Sure kid, I believe you.
- You will realize the way you want to raise your kids. You are working for someone else’s rules, so if the kid is crying and doesn’t want to do things you know they have to do you still have to force it upon them. You will be the bad guy at times. You will see sides of kids you forgot you had when you were little, and you will realize what you do and don’t want for your kids if you have any.
- Do you like paperwork? Get ready to drown in paperwork and give all your information to a foreign government, your family and the organization. It won’t all just happen at once either. It will be months and you will still be asked, “have we received x document from you yet?” You’ll open a bank account and ask yourself, “what did I just do?” Get ready to ask many questions and feel like you are running around in circles.
- This is not a vacation and it will drive you crazy when friends and family back home ask you how your year-long vacation is going. Between dropping off and picking up the kids from school, making sure their homework is done, cleaning, cooking and errands to run, by the end of the day you will be exhausted. All you will want to do is go to your room, curl up in bed and watch a good movie. Your actual time to go sightseeing and having fun will most likely be on the weekends.
- You will be poor. Accept that now. Sure, you saved up enough money and obviously you are getting paid for your work but you will still feel like it is not enough. Between going out with friends, touristy things, travel and *shopping*, your wallet will just feel like a piece of accessory and extra weight in your purse. Accept that reality now, it is part of the experience.
- You will be eating everything and anything in sight… or not. It depends on the kind of person you are. Do you love to try food? Then get ready to indulge in everything and anything. If you are a picky eater, get ready to be extra picky. Half of the time, you will not even know what you are eating. Sometimes, it is better that way.
- Get ready to be extremely homesick and calling your parents/friends for 2 hour long skype talks. Also food. You will miss food. You will not be homesick fresh off the boat, but once your life starts in this foreign land and you enter Facebook and Twitter to check up on friends and family, a little part of you will be saying, “I miss them”. I have spent more hours on the phone than I can imagine catching up with my friends and family about life, because they will also miss you and you can hear it in their voices. It is bittersweet but it is an honest reality (especially on difficult days with the kids/paperwork). Also, every once in a while a random craving will show up. Chipotle. That sounds really good right now.
- You will make embarrassing cultural and language mistakes, so get ready to laugh it off and save it for a funny story.
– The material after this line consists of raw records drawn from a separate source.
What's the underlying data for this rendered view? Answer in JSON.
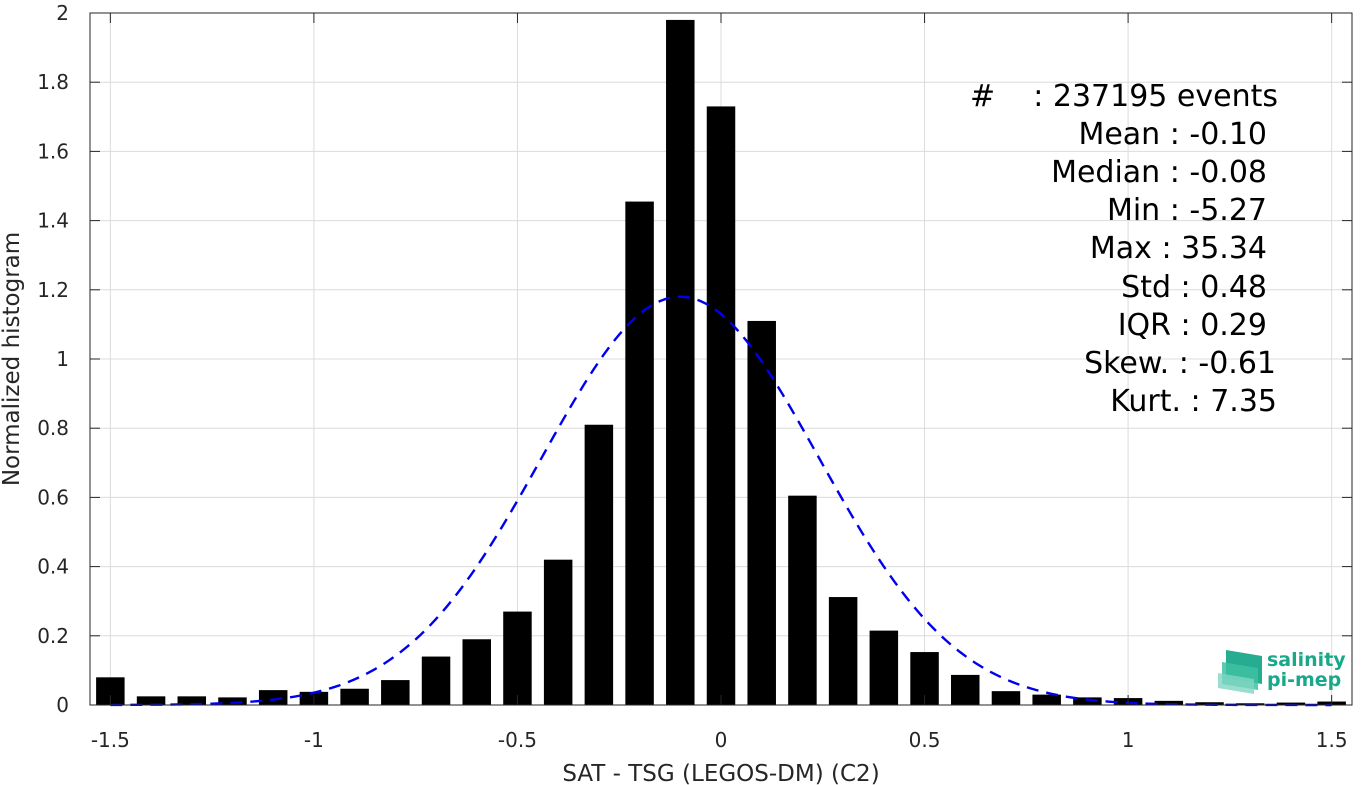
{
  "chart_data": {
    "type": "bar",
    "xlabel": "SAT - TSG (LEGOS-DM) (C2)",
    "ylabel": "Normalized histogram",
    "xlim": [
      -1.55,
      1.55
    ],
    "ylim": [
      0,
      2
    ],
    "grid": true,
    "x_ticks": [
      -1.5,
      -1,
      -0.5,
      0,
      0.5,
      1,
      1.5
    ],
    "x_tick_labels": [
      "-1.5",
      "-1",
      "-0.5",
      "0",
      "0.5",
      "1",
      "1.5"
    ],
    "y_ticks": [
      0,
      0.2,
      0.4,
      0.6,
      0.8,
      1,
      1.2,
      1.4,
      1.6,
      1.8,
      2
    ],
    "y_tick_labels": [
      "0",
      "0.2",
      "0.4",
      "0.6",
      "0.8",
      "1",
      "1.2",
      "1.4",
      "1.6",
      "1.8",
      "2"
    ],
    "bar_color": "#000000",
    "bar_width": 0.07,
    "series": [
      {
        "x": [
          -1.5,
          -1.4,
          -1.3,
          -1.2,
          -1.1,
          -1.0,
          -0.9,
          -0.8,
          -0.7,
          -0.6,
          -0.5,
          -0.4,
          -0.3,
          -0.2,
          -0.1,
          0.0,
          0.1,
          0.2,
          0.3,
          0.4,
          0.5,
          0.6,
          0.7,
          0.8,
          0.9,
          1.0,
          1.1,
          1.2,
          1.3,
          1.4,
          1.5
        ],
        "values": [
          0.08,
          0.025,
          0.025,
          0.022,
          0.043,
          0.038,
          0.047,
          0.072,
          0.14,
          0.19,
          0.27,
          0.42,
          0.81,
          1.455,
          1.98,
          1.73,
          1.11,
          0.605,
          0.312,
          0.215,
          0.153,
          0.087,
          0.04,
          0.03,
          0.022,
          0.02,
          0.012,
          0.008,
          0.005,
          0.007,
          0.01
        ]
      }
    ],
    "fit_curve": {
      "style": "dashed",
      "color": "#0000ee",
      "mean": -0.1,
      "std": 0.34,
      "peak": 1.18,
      "x_range": [
        -1.5,
        1.5
      ]
    }
  },
  "stats": [
    {
      "key": "#",
      "value": ": 237195 events"
    },
    {
      "text": "Mean : -0.10"
    },
    {
      "text": "Median : -0.08"
    },
    {
      "text": "Min : -5.27"
    },
    {
      "text": "Max : 35.34"
    },
    {
      "text": "Std : 0.48"
    },
    {
      "text": "IQR : 0.29"
    },
    {
      "text": "Skew. : -0.61"
    },
    {
      "text": "Kurt. : 7.35"
    }
  ],
  "logo": {
    "line1": "salinity",
    "line2": "pi-mep",
    "color": "#1aa88a"
  }
}
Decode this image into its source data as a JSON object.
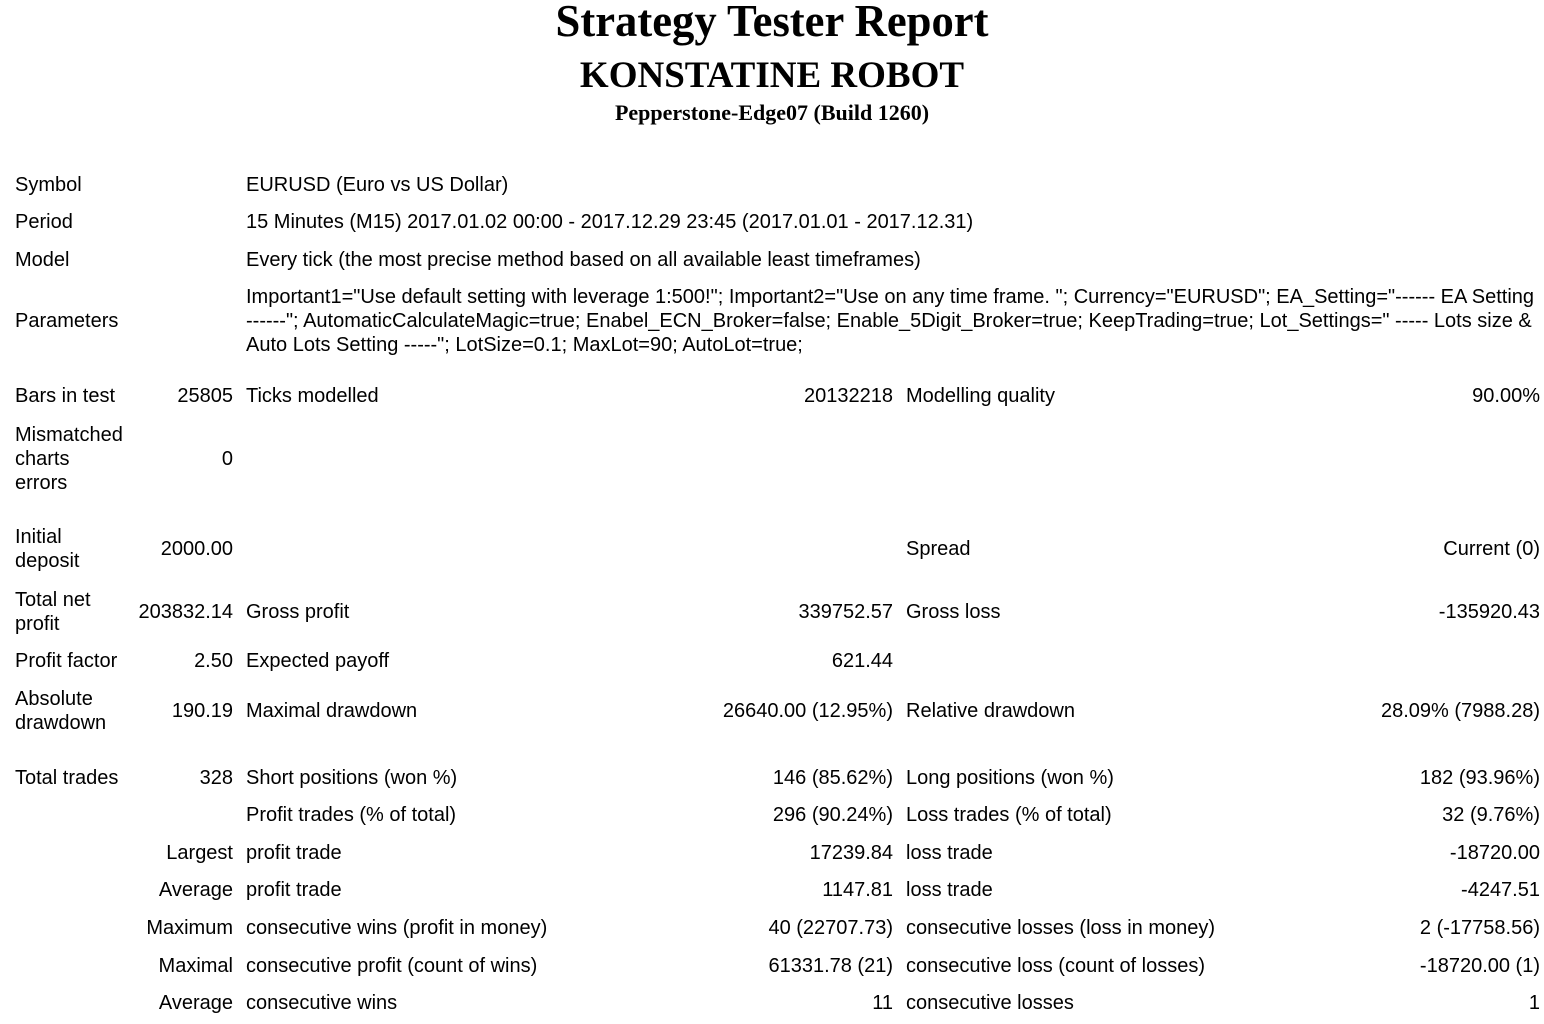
{
  "header": {
    "title": "Strategy Tester Report",
    "robot": "KONSTATINE ROBOT",
    "server": "Pepperstone-Edge07 (Build 1260)"
  },
  "info": {
    "symbol": {
      "label": "Symbol",
      "value": "EURUSD (Euro vs US Dollar)"
    },
    "period": {
      "label": "Period",
      "value": "15 Minutes (M15) 2017.01.02 00:00 - 2017.12.29 23:45 (2017.01.01 - 2017.12.31)"
    },
    "model": {
      "label": "Model",
      "value": "Every tick (the most precise method based on all available least timeframes)"
    },
    "parameters": {
      "label": "Parameters",
      "value": "Important1=\"Use default setting with leverage 1:500!\"; Important2=\"Use on any time frame. \"; Currency=\"EURUSD\"; EA_Setting=\"------ EA Setting ------\"; AutomaticCalculateMagic=true; Enabel_ECN_Broker=false; Enable_5Digit_Broker=true; KeepTrading=true; Lot_Settings=\" ----- Lots size & Auto Lots Setting -----\"; LotSize=0.1; MaxLot=90; AutoLot=true;"
    }
  },
  "stats": [
    [
      "Bars in test",
      "25805",
      "Ticks modelled",
      "20132218",
      "Modelling quality",
      "90.00%"
    ],
    [
      "Mismatched\ncharts\nerrors",
      "0",
      "",
      "",
      "",
      ""
    ],
    [
      "Initial\ndeposit",
      "2000.00",
      "",
      "",
      "Spread",
      "Current (0)"
    ],
    [
      "Total net\nprofit",
      "203832.14",
      "Gross profit",
      "339752.57",
      "Gross loss",
      "-135920.43"
    ],
    [
      "Profit factor",
      "2.50",
      "Expected payoff",
      "621.44",
      "",
      ""
    ],
    [
      "Absolute\ndrawdown",
      "190.19",
      "Maximal drawdown",
      "26640.00 (12.95%)",
      "Relative drawdown",
      "28.09% (7988.28)"
    ],
    [
      "Total trades",
      "328",
      "Short positions (won %)",
      "146 (85.62%)",
      "Long positions (won %)",
      "182 (93.96%)"
    ],
    [
      "",
      "",
      "Profit trades (% of total)",
      "296 (90.24%)",
      "Loss trades (% of total)",
      "32 (9.76%)"
    ],
    [
      "",
      "Largest",
      "profit trade",
      "17239.84",
      "loss trade",
      "-18720.00"
    ],
    [
      "",
      "Average",
      "profit trade",
      "1147.81",
      "loss trade",
      "-4247.51"
    ],
    [
      "",
      "Maximum",
      "consecutive wins (profit in money)",
      "40 (22707.73)",
      "consecutive losses (loss in money)",
      "2 (-17758.56)"
    ],
    [
      "",
      "Maximal",
      "consecutive profit (count of wins)",
      "61331.78 (21)",
      "consecutive loss (count of losses)",
      "-18720.00 (1)"
    ],
    [
      "",
      "Average",
      "consecutive wins",
      "11",
      "consecutive losses",
      "1"
    ]
  ]
}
You might just start getting used to people looking at you strangely when you try to express yourself in their language, or maybe you pronounce something slightly wrong which in reality means a completely different thing in that language and people start laughing at you. Get used to it. It is not personal and it is all about the learning experience. Besides, hours later you will find yourself laughing with friends over dinner about it. It makes up for a good story later.
- You will get lonely and you need to know how to deal with it. You will be walking streets alone, lost in your thoughts. Friends will be caught up with their own host families and lifestyle. It is scary but also kind of fun to be *dating* yourself.
- You will be living out of a suitcase. Where are you going next week? London? San Sebastian? Amsterdam? Brussels? Nice? Honestly, half of the trips you will be making will be so unplanned and out of the whim you’ll learn to throw out the things you don’t need and live with the necessities. Make sure a camera is part of the necessities. Pictures, pictures, pictures…
- Be prepared to make friends with random strangers. You can’t be afraid to talk to random people. You’re in a new city by yourself and you want to indulge in the culture. The first few months, you will be attracted to people that come from a same speaking country like you but you have to put yourself out there, it is part of the experience. You came to learn the language. You’ll end up talking to people on the bus, metro, train rides, planes, park benches, museums, etc. It kind of is fun talking to people who know nothing about you.
- You won’t regret it. You will have your days where you will question yourself, but the moments that catch your breath will take all those uneasy feelings away. You’ll be sitting by a palace enjoying a picnic or walking through a random street discovering new things and your smile will seem to not be able to wipe itself away from your face. It’s perfect and those reasons are why you decided to be an au pair.